Staff Writer, Robin Givhan begins her article with, "The rise of first lady Michelle Obama as an icon--of fashion, black womanhood, working motherhood and middle-class success--has propelled her onto a pedestal that would surely give the average person vertigo." The article continues to discuss Michelle Obama as a person and how she's a role model for women.

Overall, feature leads offer interesting and descriptive ways to begin an article.

Tuesday, February 10, 2009

Bon Appetite!

If you love pancakes or french style food or food in general then this article titled Crepes- a -Go-Go in Dupont Circle located on the Washington Post website is the perfect read.  

In the middle of the hussle and bussle of Dupont Circle is a restaurant the specializes in crepes.  

The Washington Post staff writer, Jane Black describes the different types of mouth watering crepes that are available at this restaurant, that has a chain of locations in California and Maryland. This article incorporates the writer's opinions and experience at Crepes-a-Go-Go. 

The article had precise details of the look and taste of the various crepes, which made me crave for some food; however, she did not insert interviews or customer opinions. 

Public opinion of the restaurant or the crepes would have been a nice add to this delightful article.

Sunday, February 8, 2009

Beat Blogging

Brainstorming and developing a good school topic for a beat proved to be challenging for me.

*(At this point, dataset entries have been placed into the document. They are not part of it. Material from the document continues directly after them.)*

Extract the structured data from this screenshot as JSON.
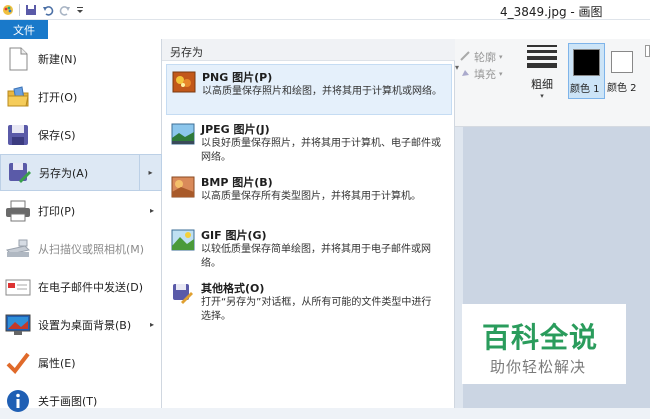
{
  "window": {
    "title": "4_3849.jpg - 画图"
  },
  "file_tab": {
    "label": "文件"
  },
  "ribbon": {
    "outline_label": "轮廓",
    "fill_label": "填充",
    "size_label": "粗细",
    "color1_label": "颜色 1",
    "color2_label": "颜色 2"
  },
  "menu": {
    "items": [
      {
        "label": "新建(N)",
        "icon": "new-file-icon"
      },
      {
        "label": "打开(O)",
        "icon": "open-folder-icon"
      },
      {
        "label": "保存(S)",
        "icon": "save-disk-icon"
      },
      {
        "label": "另存为(A)",
        "icon": "save-as-icon"
      },
      {
        "label": "打印(P)",
        "icon": "printer-icon"
      },
      {
        "label": "从扫描仪或照相机(M)",
        "icon": "scanner-icon"
      },
      {
        "label": "在电子邮件中发送(D)",
        "icon": "email-icon"
      },
      {
        "label": "设置为桌面背景(B)",
        "icon": "desktop-icon"
      },
      {
        "label": "属性(E)",
        "icon": "checkmark-icon"
      },
      {
        "label": "关于画图(T)",
        "icon": "info-icon"
      }
    ]
  },
  "save_as": {
    "header": "另存为",
    "items": [
      {
        "title": "PNG 图片(P)",
        "desc": "以高质量保存照片和绘图，并将其用于计算机或网络。",
        "icon": "png-image-icon"
      },
      {
        "title": "JPEG 图片(J)",
        "desc": "以良好质量保存照片，并将其用于计算机、电子邮件或网络。",
        "icon": "jpeg-image-icon"
      },
      {
        "title": "BMP 图片(B)",
        "desc": "以高质量保存所有类型图片，并将其用于计算机。",
        "icon": "bmp-image-icon"
      },
      {
        "title": "GIF 图片(G)",
        "desc": "以较低质量保存简单绘图，并将其用于电子邮件或网络。",
        "icon": "gif-image-icon"
      },
      {
        "title": "其他格式(O)",
        "desc": "打开“另存为”对话框，从所有可能的文件类型中进行选择。",
        "icon": "other-formats-icon"
      }
    ]
  },
  "watermark": {
    "title": "百科全说",
    "subtitle": "助你轻松解决"
  },
  "colors": {
    "accent": "#1979ca",
    "selected_bg": "#dde8f4",
    "hover_bg": "#e5f0fb",
    "brand_green": "#2a9c5c"
  }
}
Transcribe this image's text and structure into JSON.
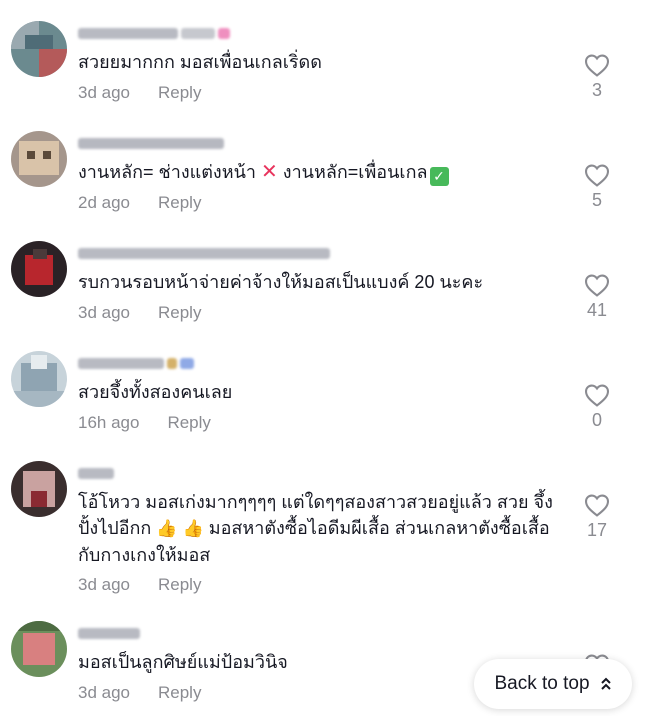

I transferred to Towson a year ago and I never felt apart of the community within the university, so I figured doing a beat based on the school would not work out so well.

Since I live in the Bethesda area which is right next door to our nations capital, Washington D.C. I thought a good beat would consist of finding cheap eats and places to see of and around D.C.

I think that this area is great and fun place to explore, and I will try to discover interesting places that most people over look while visiting the area.